In response to a proposal by Brazilian former Environment minister and senator Marina Silva, minister Dilma Rousseff, president Lula's chief of staff and the head of the Brazilian delegation at the COP-15 in Copenhagen, said that such a contribution of 1 billion reais (US$ 571 million) as suggested by Silva for an international climate fund wouldn't mean a thing.
Rousseff used the Brazilian expression "nem faz cosquinha," which means literally it doesn't evenÂ tickle. Marina Silva is among the 700 Brazilians in Copenhagen, making for the world's largest delegation at the global warming meeting.
The Green party senator suggested that Brazil should participate in a fund to finance actions against global warming in poor countries as a way to "ethically embarrass" the rich countries compelling them to also contribute. "Brazil, which has loaned funds to the IMF, can pitch in with 1 billion. It could be more and I wouldn't be saddened by that," said Silva.
"1 billion are a pittance," argued Rousseff. "The values are around US$ 120 billion, US$ 150 billion. There are talks of US$ 500 billion," said Dilma, "We can not just make a gesture. What we need are real, practical, committed, measures," added the minister.
The governor of São Paulo, José Serra, from the opposition party PSDB, also defended the idea that Brazil loan money to the poorest countries.
"Brazil should help," the governor said, "because if Brazil is willing to do it, and it is a developing country, this will undoubtedly increase the political pressure on developed countries, which are the ones responsible for the world's big pollution, which are the main culprits for the greenhouse effect. This will bring pressure for them to present substantial resources," continued Serra.
The chief of staff warned other members of the delegation to be careful not to fall into what she called "simply market-based easy proposals." "We are dealing here something serious, the protection of the environment," she added.
Rousseff called the boycott staged by the African delegations during the Monday negotiations a "bucket of cold water on attempts to manipulate the version" of an agreement in Copenhagen.
Dissatisfied representatives of the group G77/China, which includes Brazil, India, South Africa, China and several of the poorest countries in the world, suspended the meeting for hours.

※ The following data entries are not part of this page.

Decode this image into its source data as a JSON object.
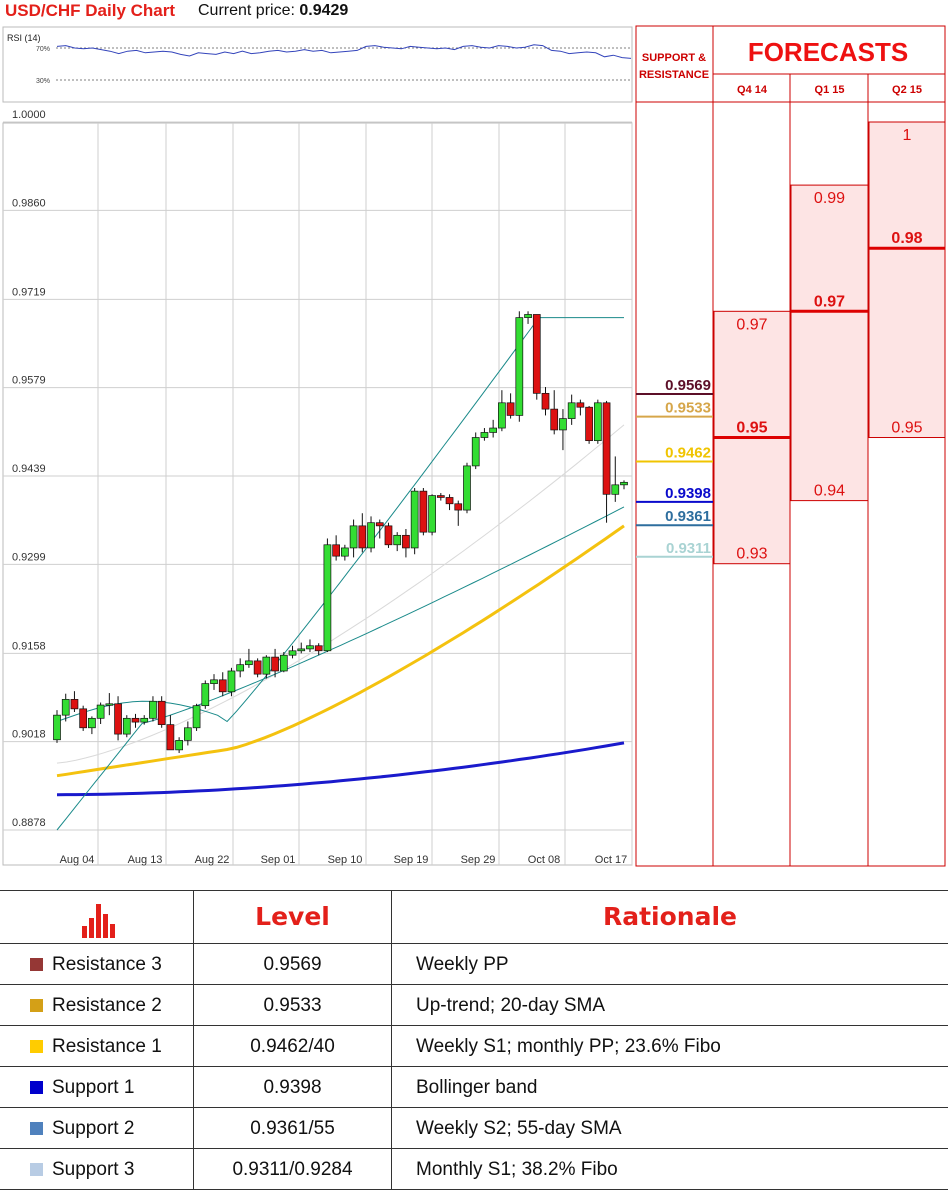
{
  "header": {
    "title": "USD/CHF Daily Chart",
    "price_label": "Current price:",
    "price_value": "0.9429"
  },
  "rsi": {
    "label": "RSI (14)",
    "level_high": "70%",
    "level_low": "30%"
  },
  "chart_data": {
    "type": "candlestick",
    "y_tick_labels": [
      "1.0000",
      "0.9860",
      "0.9719",
      "0.9579",
      "0.9439",
      "0.9299",
      "0.9158",
      "0.9018",
      "0.8878"
    ],
    "x_tick_labels": [
      "Aug 04",
      "Aug 13",
      "Aug 22",
      "Sep 01",
      "Sep 10",
      "Sep 19",
      "Sep 29",
      "Oct 08",
      "Oct 17"
    ],
    "ylim": [
      0.8878,
      1.0
    ],
    "grid": true,
    "candles": [
      [
        0.9021,
        0.9068,
        0.9016,
        0.906
      ],
      [
        0.906,
        0.9094,
        0.905,
        0.9085
      ],
      [
        0.9085,
        0.9098,
        0.9065,
        0.907
      ],
      [
        0.907,
        0.9075,
        0.9035,
        0.904
      ],
      [
        0.904,
        0.9058,
        0.903,
        0.9055
      ],
      [
        0.9055,
        0.908,
        0.9046,
        0.9076
      ],
      [
        0.9076,
        0.9095,
        0.906,
        0.9078
      ],
      [
        0.9078,
        0.909,
        0.902,
        0.903
      ],
      [
        0.903,
        0.906,
        0.9025,
        0.9055
      ],
      [
        0.9055,
        0.9062,
        0.904,
        0.9049
      ],
      [
        0.9049,
        0.906,
        0.9045,
        0.9055
      ],
      [
        0.9055,
        0.909,
        0.905,
        0.9082
      ],
      [
        0.9082,
        0.909,
        0.904,
        0.9045
      ],
      [
        0.9045,
        0.906,
        0.9015,
        0.9005
      ],
      [
        0.9005,
        0.9025,
        0.9,
        0.902
      ],
      [
        0.902,
        0.905,
        0.9012,
        0.904
      ],
      [
        0.904,
        0.9078,
        0.9035,
        0.9075
      ],
      [
        0.9075,
        0.9115,
        0.907,
        0.911
      ],
      [
        0.911,
        0.9125,
        0.91,
        0.9116
      ],
      [
        0.9116,
        0.9128,
        0.909,
        0.9097
      ],
      [
        0.9097,
        0.9135,
        0.909,
        0.913
      ],
      [
        0.913,
        0.915,
        0.912,
        0.914
      ],
      [
        0.914,
        0.9165,
        0.9135,
        0.9146
      ],
      [
        0.9146,
        0.915,
        0.912,
        0.9125
      ],
      [
        0.9125,
        0.9155,
        0.9118,
        0.9152
      ],
      [
        0.9152,
        0.9165,
        0.912,
        0.913
      ],
      [
        0.913,
        0.916,
        0.9128,
        0.9155
      ],
      [
        0.9155,
        0.917,
        0.915,
        0.9162
      ],
      [
        0.9162,
        0.9175,
        0.9158,
        0.9165
      ],
      [
        0.9165,
        0.918,
        0.916,
        0.917
      ],
      [
        0.917,
        0.9174,
        0.9155,
        0.9162
      ],
      [
        0.9162,
        0.934,
        0.916,
        0.933
      ],
      [
        0.933,
        0.9345,
        0.9305,
        0.9312
      ],
      [
        0.9312,
        0.933,
        0.9305,
        0.9325
      ],
      [
        0.9325,
        0.937,
        0.931,
        0.936
      ],
      [
        0.936,
        0.938,
        0.9318,
        0.9325
      ],
      [
        0.9325,
        0.9375,
        0.9318,
        0.9365
      ],
      [
        0.9365,
        0.937,
        0.934,
        0.936
      ],
      [
        0.936,
        0.9365,
        0.9325,
        0.933
      ],
      [
        0.933,
        0.935,
        0.932,
        0.9345
      ],
      [
        0.9345,
        0.9355,
        0.931,
        0.9325
      ],
      [
        0.9325,
        0.942,
        0.9315,
        0.9415
      ],
      [
        0.9415,
        0.942,
        0.9345,
        0.935
      ],
      [
        0.935,
        0.941,
        0.9345,
        0.9408
      ],
      [
        0.9408,
        0.9412,
        0.94,
        0.9405
      ],
      [
        0.9405,
        0.941,
        0.9385,
        0.9395
      ],
      [
        0.9395,
        0.94,
        0.936,
        0.9385
      ],
      [
        0.9385,
        0.946,
        0.938,
        0.9455
      ],
      [
        0.9455,
        0.9508,
        0.945,
        0.95
      ],
      [
        0.95,
        0.9515,
        0.9495,
        0.9508
      ],
      [
        0.9508,
        0.9528,
        0.95,
        0.9515
      ],
      [
        0.9515,
        0.9575,
        0.951,
        0.9555
      ],
      [
        0.9555,
        0.957,
        0.953,
        0.9535
      ],
      [
        0.9535,
        0.97,
        0.9525,
        0.969
      ],
      [
        0.969,
        0.97,
        0.968,
        0.9695
      ],
      [
        0.9695,
        0.9695,
        0.956,
        0.957
      ],
      [
        0.957,
        0.958,
        0.9535,
        0.9545
      ],
      [
        0.9545,
        0.9575,
        0.9505,
        0.9512
      ],
      [
        0.9512,
        0.9545,
        0.948,
        0.953
      ],
      [
        0.953,
        0.9568,
        0.952,
        0.9555
      ],
      [
        0.9555,
        0.956,
        0.9535,
        0.9548
      ],
      [
        0.9548,
        0.955,
        0.949,
        0.9495
      ],
      [
        0.9495,
        0.956,
        0.949,
        0.9555
      ],
      [
        0.9555,
        0.9558,
        0.9365,
        0.941
      ],
      [
        0.941,
        0.947,
        0.9398,
        0.9425
      ],
      [
        0.9425,
        0.9432,
        0.9418,
        0.9429
      ]
    ],
    "indicators": [
      {
        "name": "SMA 200",
        "color": "#1a1acc",
        "y_start": 0.8934,
        "y_end": 0.9016
      },
      {
        "name": "SMA 55",
        "color": "#f4c20f",
        "y_start": 0.8964,
        "y_end": 0.936
      },
      {
        "name": "SMA 20",
        "color": "#d9d9d9",
        "y_start": 0.8984,
        "y_end": 0.952
      },
      {
        "name": "Bollinger upper",
        "color": "#1a8a8a",
        "y_start": 0.905,
        "y_end": 0.969
      },
      {
        "name": "Bollinger lower",
        "color": "#1a8a8a",
        "y_start": 0.8878,
        "y_end": 0.939
      }
    ],
    "support_resistance": [
      {
        "value": "0.9569",
        "color": "#5c0f28"
      },
      {
        "value": "0.9533",
        "color": "#d6a64a"
      },
      {
        "value": "0.9462",
        "color": "#f0c400"
      },
      {
        "value": "0.9398",
        "color": "#0a0acc"
      },
      {
        "value": "0.9361",
        "color": "#2e6e9e"
      },
      {
        "value": "0.9311",
        "color": "#a9d3d3"
      }
    ]
  },
  "rsi_data": [
    72,
    73,
    70,
    69,
    70,
    68,
    66,
    63,
    66,
    67,
    64,
    65,
    66,
    65,
    62,
    60,
    64,
    63,
    62,
    65,
    63,
    66,
    63,
    64,
    66,
    67,
    65,
    66,
    68,
    66,
    67,
    64,
    65,
    66,
    67,
    72,
    73,
    71,
    70,
    69,
    72,
    71,
    70,
    69,
    70,
    68,
    72,
    73,
    71,
    70,
    73,
    72,
    70,
    71,
    74,
    73,
    67,
    66,
    63,
    64,
    65,
    64,
    59,
    61,
    58,
    57
  ],
  "forecasts": {
    "sr_header_line1": "SUPPORT &",
    "sr_header_line2": "RESISTANCE",
    "title": "FORECASTS",
    "columns": [
      {
        "label": "Q4 14",
        "high": "0.97",
        "mid": "0.95",
        "low": "0.93"
      },
      {
        "label": "Q1 15",
        "high": "0.99",
        "mid": "0.97",
        "low": "0.94"
      },
      {
        "label": "Q2 15",
        "high": "1",
        "mid": "0.98",
        "low": "0.95"
      }
    ]
  },
  "table": {
    "icon": "bar-chart-icon",
    "header_level": "Level",
    "header_rationale": "Rationale",
    "rows": [
      {
        "label": "Resistance 3",
        "color": "#953735",
        "level": "0.9569",
        "rationale": "Weekly PP"
      },
      {
        "label": "Resistance 2",
        "color": "#d4a017",
        "level": "0.9533",
        "rationale": "Up-trend; 20-day SMA"
      },
      {
        "label": "Resistance 1",
        "color": "#ffcc00",
        "level": "0.9462/40",
        "rationale": "Weekly S1; monthly PP; 23.6% Fibo"
      },
      {
        "label": "Support 1",
        "color": "#0000cc",
        "level": "0.9398",
        "rationale": "Bollinger band"
      },
      {
        "label": "Support 2",
        "color": "#4f81bd",
        "level": "0.9361/55",
        "rationale": "Weekly S2; 55-day SMA"
      },
      {
        "label": "Support 3",
        "color": "#b8cce4",
        "level": "0.9311/0.9284",
        "rationale": "Monthly S1; 38.2% Fibo"
      }
    ]
  }
}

Dilma believes that the idea of focusing exclusively on a new agreement like most rich countries had been advocating should be forgotten. Instead she thinks the delegations should work in parallel on an extension of the Kyoto Protocol,
"Today, this story of a sole deal almost caused a revolution. If you respect both paths, anything is possible. If you don't respect both paths we will not get anything," she stated.
In an unexpected anticipation of his trip President Luiz Inácio Lula da Silva embarks this Tuesday, December 15,Â at 8 am, to Copenhagen to join the Brazilian delegation. He should arrive at the Danish capital at about 2 am. on Wednesday.
The president's agenda is still not defined. During his stay in Copenhagen the Brazilian leader is expected to have at least two meetings already confirmed: one with China and the Ibsa group (India, Brazil and South Africa) and another with French president Nicolas Sarkozy.